Herold often assimilates a concern for the issues of the day, from
the worlds of politics, art, and science, with his sardonic wit.
In 1982 he made an untitled drawing of a map of the world adding
a brief handwritten definition to each country: United States, 'Criminals';
Germany, 'Nothing Seen, Nothing Heard'; France, 'Know Everything';
Russia, 'Nothing Learned'. Herold has also responded with humour
to technological development. In his exhibition compu.comp.
virtual visualities equivacs bitmapdys 1995, the artist mimicked
computer drawing software by making a number of wall-based works
using Mylar mirrors and hundreds of small blocks of wood. These
were joined together to create elaborate twisting forms that protruded
into the gallery like a line drawing in space. Each block represented
a computer pixel, mocking contemporary computers' inability to draw
smooth curving lines.

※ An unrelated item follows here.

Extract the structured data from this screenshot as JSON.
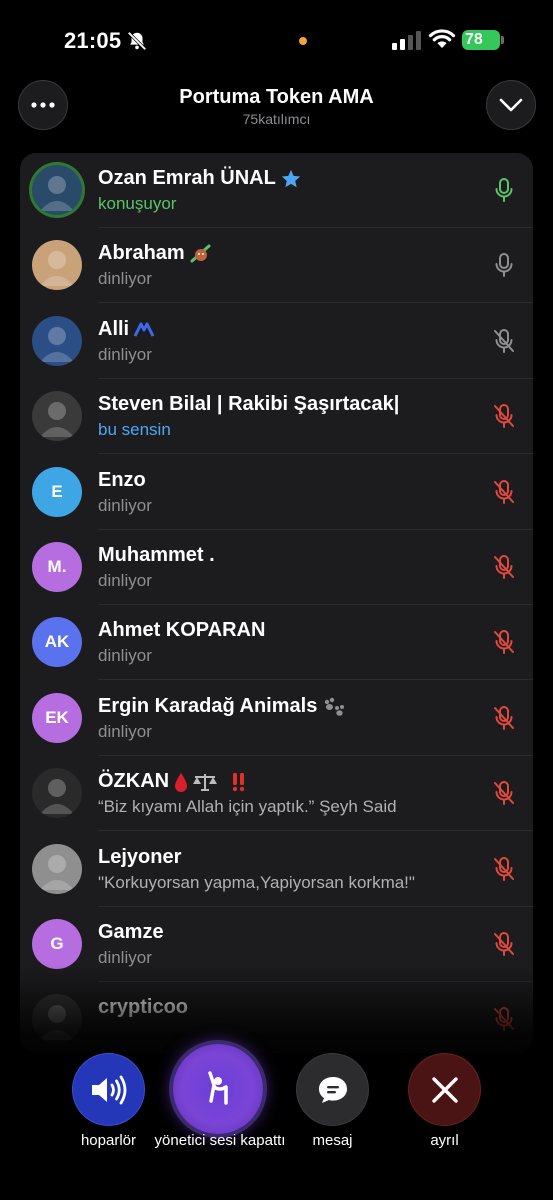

The work also alludes to the processes of
art making and to techno-savvy sculptors who use 3D modelling packages.
Titles and the incorporation of text are also important
to Herold, as demonstrated by the world map. In Russische Schweiz
(Russian Switzerland), included in the exhibition, Herold has constructed
a frame of the kind typically used to support a canvas. Yet instead
of this the frame contains a web of wire on which are placed wooden
strips bearing Cyrillic inscriptions. The opposition of the text
and the missing canvas, emphasised by the work's title (printed
at the top of the frame), suggest a sense of displacement and exile.
Herold's intense reaction to the subject undoubtedly stems from
personal experience; he was imprisoned for an escape attempt by
the East German government before finally being allowed to settle
in the West in 1973.
Georg Herold was born in Iena, East Germany in 1947.
He studied at the Academy of Fine Art in Munich from 1974 to 1976
and at the Academy of Fine Art in Hamburg from 1977 to 1978. Recent
solo exhibitions include Anthony Reynolds Gallery, London (2004),
Galeria Juana de Aizpura, Madrid (2000) and Kunsthalle Zürich (1999).